NEW YORK -- Hewlett-Packard helped pull the Dow Jones industrial average to a slight gain Thursday, giving the index only its fourth gain this month.
Stocks flipped between gains and losses throughout the day after a meeting of European leaders failed to deliver new steps to ease the region's debt crisis.
The Dow closed up 33.60 points at 12,529.75. Fears that Europe's troubles could turn into a worldwide financial crisis have pushed the 30-stock average down 5 percent this month, erasing most of its gains for the year.
U.S. economic news gave traders little direction. Orders for long-lasting factory goods edged up in April, but a key category that tracks business investment spending fell for the second month in a row.

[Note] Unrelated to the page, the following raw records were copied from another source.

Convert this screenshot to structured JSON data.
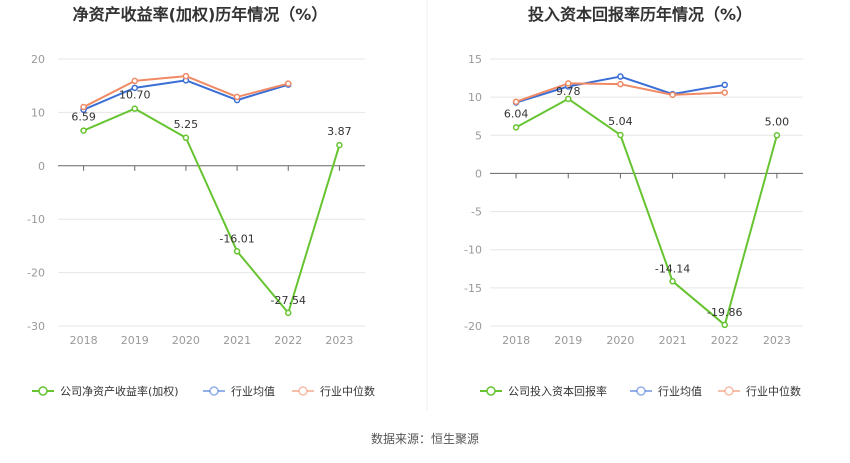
{
  "source_label": "数据来源：恒生聚源",
  "chart_data": [
    {
      "type": "line",
      "title": "净资产收益率(加权)历年情况（%）",
      "categories": [
        "2018",
        "2019",
        "2020",
        "2021",
        "2022",
        "2023"
      ],
      "ylim": [
        -30,
        20
      ],
      "yticks": [
        20,
        10,
        0,
        -10,
        -20,
        -30
      ],
      "grid": true,
      "legend_position": "bottom",
      "series": [
        {
          "name": "公司净资产收益率(加权)",
          "color": "#66c430",
          "labeled": true,
          "values": [
            6.59,
            10.7,
            5.25,
            -16.01,
            -27.54,
            3.87
          ],
          "labels": [
            "6.59",
            "10.70",
            "5.25",
            "-16.01",
            "-27.54",
            "3.87"
          ]
        },
        {
          "name": "行业均值",
          "color": "#3b6fd6",
          "labeled": false,
          "values": [
            10.5,
            14.6,
            16.0,
            12.3,
            15.2,
            null
          ]
        },
        {
          "name": "行业中位数",
          "color": "#f08a65",
          "labeled": false,
          "values": [
            11.0,
            15.9,
            16.8,
            12.9,
            15.4,
            null
          ]
        }
      ]
    },
    {
      "type": "line",
      "title": "投入资本回报率历年情况（%）",
      "categories": [
        "2018",
        "2019",
        "2020",
        "2021",
        "2022",
        "2023"
      ],
      "ylim": [
        -20,
        15
      ],
      "yticks": [
        15,
        10,
        5,
        0,
        -5,
        -10,
        -15,
        -20
      ],
      "grid": true,
      "legend_position": "bottom",
      "series": [
        {
          "name": "公司投入资本回报率",
          "color": "#66c430",
          "labeled": true,
          "values": [
            6.04,
            9.78,
            5.04,
            -14.14,
            -19.86,
            5.0
          ],
          "labels": [
            "6.04",
            "9.78",
            "5.04",
            "-14.14",
            "-19.86",
            "5.00"
          ]
        },
        {
          "name": "行业均值",
          "color": "#3b6fd6",
          "labeled": false,
          "values": [
            9.3,
            11.4,
            12.7,
            10.4,
            11.6,
            null
          ]
        },
        {
          "name": "行业中位数",
          "color": "#f08a65",
          "labeled": false,
          "values": [
            9.4,
            11.8,
            11.7,
            10.3,
            10.6,
            null
          ]
        }
      ]
    }
  ]
}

The number of people applying for unemployment benefits dipped last week.
"Uncertainty is playing a big part here," said Stephen Carl, head equity trader at the Williams Capital Group. "You don't know which way things are going to go."
Hewlett-Packard rose 3 percent after the maker of personal computers and printers said it plans to purge 27,000 employees, nearly 8 percent of the company's payroll. H-P expects the layoffs, part of a turnaround program under CEO Meg Whitman, to save $3 billion or more.
European leaders wrapped up their latest summit Thursday with no new concrete steps to fix the continent's financial crisis, even as worries rise about a messy Greek exit from the euro currency union.
Markets in Europe recovered from a huge sell-off the day before. Germany's DAX increased 0.5 percent and the CAC-40 in France 1 percent.
In U.S. trading, the Standard & Poor's 500 index edged up 1.82 to 1,320.68. The Nasdaq composite index fell 10.74 points to 2,839.38.
Fears that Greece will drop the euro and set off a wider financial crisis have driven traders out of stocks and into the Treasury market this month. The surge in demand for Treasurys has knocked yields to all-time lows.
As a result, the U.S. federal government has been borrowing from bond markets at ever cheaper rates. The Treasury auctioned off seven-notes Thursday afternoon at 1.20 percent, the lowest rate on record.
Airline stocks surged. Analysts at JPMorgan Chase expect a drop in jet-fuel prices over the past three months to lift airlines' profits. US Airways Group jumped 11 percent and Delta Air Lines rose 5 percent. Southwest Airlines climbed 5 percent after the company said it plans to offer international flights from Houston's Hobby Airport.
Among other stocks making big moves:
-- Tiffany & Co. plunged 7 percent after the luxury retailer cut its 2012 sales forecast, citing slower spending growth in the U.S. and other countries.
-- Data-storage company NetApp sank 12 percent. NetApp expects much weaker profit in the current quarter as a result of "increasing uncertainty" in the global economy.
-- Pandora Media surged 12 percent after the online radio provider reported a smaller quarterly loss than analysts had expected. Ad sales and subscriptions soared over the year before. Pandora said it accounted for nearly 6 percent of all radio listening in the U.S.